We have just heard of new, simplified rules for faculty, however, that may help you sort this out. There are now two specific lists that have reduced restriction, and a category called “Everything else”.

On the new “A” list are items that can proceed without the faculty process applying. For those in the know, these were the old de minimis and minor-works categories. The umbrella principle is that these are repair and maintenance that do not affect the historic fabric: lavatories, kitchens, office, like-for-like window glass, and wire mesh guards; repairs to heating, gas and electrical fittings, furniture in vestries and offices, and minor repairs to bells and clocks.

Some outdoor works are covered with very specific details of what may or may not be done to trees: dead ones may be removed.

The new “B” list covers works that include the historic fabric repair and maintenance. The church should contact the archdeacon, who will undertake a fast-track informal consultation with the DAC, for these items.

The Quinquennial Inspection Report covers works that look after and don’t alter the historic fabric. On this list, you will find more like-with-like items, including redecoration, beetle and fungus treatment, adapting utilities, repairing roof materials and roof alarms, installing a sound loop, some more bell and clock works, and taking larger items of furniture into or out of the building. And more on what you might be able to do to churchyard trees.

Get some first advice from either your inspecting architect and/or your archdeacon, who even now will be poring over the details.

Larger repair and reordering projects will still need to go through the full faculty process. A rough generalisation would be that if the works change something in the way the church looks or functions, you still need faculty: for example new facilities, a new heating or electrical system, and external works.

There is a great deal more detail on the website www.churchcare.co.uk, along with a sample form for applying to the archdeacon.

On a related subject, there is new procedure, replacing an old informal one, for consulting Historic England (English Heritage renamed). If a church needs advice, Historic England may give up to 15 hours free advice on a number of items; if ongoing advice is needed beyond that — about regular meetings for a building project, for example — there may be a charge.

This will be written or verbal advice for planning permission, listed-building consent, and scheduled monument consent.

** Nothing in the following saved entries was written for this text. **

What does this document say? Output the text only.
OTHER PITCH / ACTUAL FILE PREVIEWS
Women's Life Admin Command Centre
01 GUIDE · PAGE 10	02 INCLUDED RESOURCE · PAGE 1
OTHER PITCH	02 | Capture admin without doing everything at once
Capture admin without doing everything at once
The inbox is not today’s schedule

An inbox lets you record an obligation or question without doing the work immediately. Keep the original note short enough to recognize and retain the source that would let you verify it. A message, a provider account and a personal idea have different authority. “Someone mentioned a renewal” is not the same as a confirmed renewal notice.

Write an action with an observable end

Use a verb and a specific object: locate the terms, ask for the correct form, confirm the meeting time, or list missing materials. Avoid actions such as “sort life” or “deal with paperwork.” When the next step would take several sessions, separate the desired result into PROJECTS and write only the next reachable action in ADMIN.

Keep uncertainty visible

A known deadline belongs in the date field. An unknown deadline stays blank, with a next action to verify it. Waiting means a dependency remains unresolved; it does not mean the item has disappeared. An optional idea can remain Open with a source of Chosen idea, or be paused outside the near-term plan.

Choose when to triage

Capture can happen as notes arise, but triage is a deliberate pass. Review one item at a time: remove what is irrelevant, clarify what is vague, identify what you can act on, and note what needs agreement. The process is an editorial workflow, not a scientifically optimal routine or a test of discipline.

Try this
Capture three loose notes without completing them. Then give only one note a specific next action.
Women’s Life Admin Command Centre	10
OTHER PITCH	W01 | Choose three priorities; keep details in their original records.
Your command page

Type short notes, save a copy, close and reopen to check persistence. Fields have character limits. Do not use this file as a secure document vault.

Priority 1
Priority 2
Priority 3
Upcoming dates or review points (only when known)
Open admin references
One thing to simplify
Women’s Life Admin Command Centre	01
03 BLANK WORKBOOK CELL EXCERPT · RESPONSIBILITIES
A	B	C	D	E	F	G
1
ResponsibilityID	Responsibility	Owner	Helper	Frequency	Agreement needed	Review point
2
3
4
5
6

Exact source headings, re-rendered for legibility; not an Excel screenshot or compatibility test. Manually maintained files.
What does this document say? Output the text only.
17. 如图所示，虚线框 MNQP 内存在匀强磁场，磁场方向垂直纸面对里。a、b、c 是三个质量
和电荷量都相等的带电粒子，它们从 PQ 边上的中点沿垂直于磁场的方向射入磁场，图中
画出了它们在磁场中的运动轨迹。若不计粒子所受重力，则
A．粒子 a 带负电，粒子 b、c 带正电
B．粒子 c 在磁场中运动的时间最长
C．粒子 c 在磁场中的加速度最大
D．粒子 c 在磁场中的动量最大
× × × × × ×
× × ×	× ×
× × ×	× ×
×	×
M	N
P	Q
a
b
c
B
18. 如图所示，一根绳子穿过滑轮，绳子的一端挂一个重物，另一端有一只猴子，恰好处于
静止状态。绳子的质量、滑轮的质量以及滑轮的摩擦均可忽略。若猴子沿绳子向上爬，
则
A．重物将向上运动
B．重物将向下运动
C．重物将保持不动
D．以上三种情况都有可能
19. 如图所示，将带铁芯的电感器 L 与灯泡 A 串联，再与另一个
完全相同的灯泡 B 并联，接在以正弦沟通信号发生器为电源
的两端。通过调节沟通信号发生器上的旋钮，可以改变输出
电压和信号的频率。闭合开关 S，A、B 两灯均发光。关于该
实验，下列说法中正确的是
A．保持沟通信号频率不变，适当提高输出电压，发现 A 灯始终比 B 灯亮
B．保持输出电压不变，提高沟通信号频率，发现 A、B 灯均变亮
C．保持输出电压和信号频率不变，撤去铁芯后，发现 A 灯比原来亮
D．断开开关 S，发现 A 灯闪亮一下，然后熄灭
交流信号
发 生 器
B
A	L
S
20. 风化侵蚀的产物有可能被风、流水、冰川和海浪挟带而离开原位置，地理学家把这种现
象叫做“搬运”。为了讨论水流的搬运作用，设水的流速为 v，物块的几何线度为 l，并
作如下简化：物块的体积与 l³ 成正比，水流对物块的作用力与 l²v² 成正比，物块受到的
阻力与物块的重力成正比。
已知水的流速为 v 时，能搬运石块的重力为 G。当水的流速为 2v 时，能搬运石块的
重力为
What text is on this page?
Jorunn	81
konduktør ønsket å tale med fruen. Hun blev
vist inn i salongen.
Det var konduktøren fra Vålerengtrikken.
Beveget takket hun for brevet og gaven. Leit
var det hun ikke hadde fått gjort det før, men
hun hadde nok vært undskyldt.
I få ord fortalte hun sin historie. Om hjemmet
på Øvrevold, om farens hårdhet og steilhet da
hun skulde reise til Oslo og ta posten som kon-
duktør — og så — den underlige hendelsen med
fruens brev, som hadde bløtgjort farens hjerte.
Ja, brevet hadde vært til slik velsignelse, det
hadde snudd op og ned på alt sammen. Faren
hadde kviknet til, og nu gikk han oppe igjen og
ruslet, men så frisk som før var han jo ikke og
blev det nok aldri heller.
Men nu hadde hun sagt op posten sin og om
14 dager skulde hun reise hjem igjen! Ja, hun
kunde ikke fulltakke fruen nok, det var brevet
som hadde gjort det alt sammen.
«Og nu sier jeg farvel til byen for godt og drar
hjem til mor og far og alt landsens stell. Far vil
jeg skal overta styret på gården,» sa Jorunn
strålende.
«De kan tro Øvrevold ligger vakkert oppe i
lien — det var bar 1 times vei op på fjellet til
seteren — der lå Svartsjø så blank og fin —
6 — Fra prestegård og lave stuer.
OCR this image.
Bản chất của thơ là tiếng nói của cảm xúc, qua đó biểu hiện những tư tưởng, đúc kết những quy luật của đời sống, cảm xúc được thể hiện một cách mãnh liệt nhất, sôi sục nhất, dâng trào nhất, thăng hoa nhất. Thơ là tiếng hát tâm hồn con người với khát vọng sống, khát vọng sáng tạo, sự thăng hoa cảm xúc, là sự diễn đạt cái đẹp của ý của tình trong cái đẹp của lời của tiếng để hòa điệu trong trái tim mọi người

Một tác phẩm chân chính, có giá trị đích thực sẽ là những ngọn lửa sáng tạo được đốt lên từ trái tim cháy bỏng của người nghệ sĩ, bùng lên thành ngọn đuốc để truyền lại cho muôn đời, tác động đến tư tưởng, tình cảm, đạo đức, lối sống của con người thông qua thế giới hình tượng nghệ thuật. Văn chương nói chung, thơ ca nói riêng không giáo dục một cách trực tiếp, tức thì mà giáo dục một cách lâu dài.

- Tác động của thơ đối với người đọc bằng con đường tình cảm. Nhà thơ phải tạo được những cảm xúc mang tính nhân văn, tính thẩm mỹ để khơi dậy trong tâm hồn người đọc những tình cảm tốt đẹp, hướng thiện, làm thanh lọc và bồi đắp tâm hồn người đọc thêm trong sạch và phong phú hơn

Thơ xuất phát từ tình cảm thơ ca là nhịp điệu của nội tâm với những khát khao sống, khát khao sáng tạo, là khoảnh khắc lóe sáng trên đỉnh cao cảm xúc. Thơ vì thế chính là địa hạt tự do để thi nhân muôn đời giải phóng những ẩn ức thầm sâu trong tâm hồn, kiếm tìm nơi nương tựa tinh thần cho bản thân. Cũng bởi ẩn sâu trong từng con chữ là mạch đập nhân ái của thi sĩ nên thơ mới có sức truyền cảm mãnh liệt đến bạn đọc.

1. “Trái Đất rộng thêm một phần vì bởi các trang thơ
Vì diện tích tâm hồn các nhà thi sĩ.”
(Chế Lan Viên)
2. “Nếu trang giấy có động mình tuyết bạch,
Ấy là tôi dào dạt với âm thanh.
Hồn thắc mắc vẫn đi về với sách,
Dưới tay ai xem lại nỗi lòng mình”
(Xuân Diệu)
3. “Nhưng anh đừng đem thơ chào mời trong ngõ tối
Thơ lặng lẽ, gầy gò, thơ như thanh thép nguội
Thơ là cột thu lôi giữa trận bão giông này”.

There are times, as with the Heritage Lottery Fund for repairs to listed places of worship, when the advice of Historic England is sought before any grant application can proceed. For large schemes, this can be very helpful at an early stage, when a scheme for repair or reordering has to establish architectural routes to solving a problem, or to achieve specific benefits for those who use the building.

Sometimes, this early engagement can result in more understanding of what needs to be done to improve the way the church can be used, and to protect its future.